Komu Polacy sprzedadzą jabłka?
Mimo że jabłka eksportowe pojawią się w obiegu dopiero za miesiąc, sprzedawcy i producenci zastanawiają się, jak ten zakaz wpłynie na krajowy rynek oraz gdzie można szukać importera zastępczego.
- Rosjanie co roku brali od nas dużo jabłek, więc jeżeli nie otworzą tej granicy, w Polsce zrobi się zastój. Nie ma szans, że nasz rynek wchłonie tyle owoców. Dziś jeszcze nie ma strachu, ale to się może zmienić - mówi jedna z opolskich sprzedawczyń.

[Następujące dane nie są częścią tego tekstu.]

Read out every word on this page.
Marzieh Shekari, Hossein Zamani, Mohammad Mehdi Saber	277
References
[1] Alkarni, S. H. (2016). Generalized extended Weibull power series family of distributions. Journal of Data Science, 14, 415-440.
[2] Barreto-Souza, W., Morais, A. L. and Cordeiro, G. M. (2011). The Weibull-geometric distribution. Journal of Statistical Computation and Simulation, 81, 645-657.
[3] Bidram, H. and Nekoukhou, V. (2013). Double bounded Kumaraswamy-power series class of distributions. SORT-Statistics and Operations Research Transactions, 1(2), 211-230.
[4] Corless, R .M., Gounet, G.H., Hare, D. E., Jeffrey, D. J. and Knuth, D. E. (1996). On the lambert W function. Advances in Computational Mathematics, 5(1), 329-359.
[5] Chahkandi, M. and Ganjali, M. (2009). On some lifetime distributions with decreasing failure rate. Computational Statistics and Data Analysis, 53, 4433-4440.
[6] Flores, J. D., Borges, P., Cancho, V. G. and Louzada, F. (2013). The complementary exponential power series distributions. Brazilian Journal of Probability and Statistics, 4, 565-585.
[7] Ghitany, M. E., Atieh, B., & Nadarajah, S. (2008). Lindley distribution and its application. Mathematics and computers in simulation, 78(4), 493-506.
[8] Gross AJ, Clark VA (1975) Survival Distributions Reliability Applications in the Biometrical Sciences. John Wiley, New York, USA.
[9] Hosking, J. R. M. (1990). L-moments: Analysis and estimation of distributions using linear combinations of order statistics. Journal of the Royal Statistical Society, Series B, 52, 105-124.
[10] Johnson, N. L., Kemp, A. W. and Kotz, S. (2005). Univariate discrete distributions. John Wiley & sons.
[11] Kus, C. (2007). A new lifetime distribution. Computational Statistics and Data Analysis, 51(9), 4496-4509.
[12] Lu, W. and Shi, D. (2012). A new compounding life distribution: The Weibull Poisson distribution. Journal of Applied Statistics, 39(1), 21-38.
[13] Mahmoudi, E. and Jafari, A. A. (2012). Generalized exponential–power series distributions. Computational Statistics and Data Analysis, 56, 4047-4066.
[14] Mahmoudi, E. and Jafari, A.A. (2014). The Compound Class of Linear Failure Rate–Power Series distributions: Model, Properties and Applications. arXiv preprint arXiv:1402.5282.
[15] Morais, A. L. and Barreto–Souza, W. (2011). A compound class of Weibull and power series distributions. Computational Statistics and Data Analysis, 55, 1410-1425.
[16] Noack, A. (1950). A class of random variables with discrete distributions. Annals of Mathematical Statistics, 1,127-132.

- Jeżeli nie znajdziemy dodatkowych rynków zbytu, nie będzie bardzo źle, ale nie będzie też dobrze, bo ludzie mają kredyty na linie, sortownie i soki. W tym roku będzie dużo jabłek, a rosyjskiego embarga można się było spodziewać od dawna. Każdy Polak zje po 4-5 kilogramów jabłek i wyjdziemy na swoje bez łaski Putina - wtóruje drugi sprzedawca.
Przypomnijmy: Rosyjski zakaz dotyczy prawie wszystkich owoców i warzyw. Chodzi o m.in. świeże jabłka, gruszki, wiśnie, czereśnie, nektaryny, śliwki oraz wszystkie odmiany kapusty.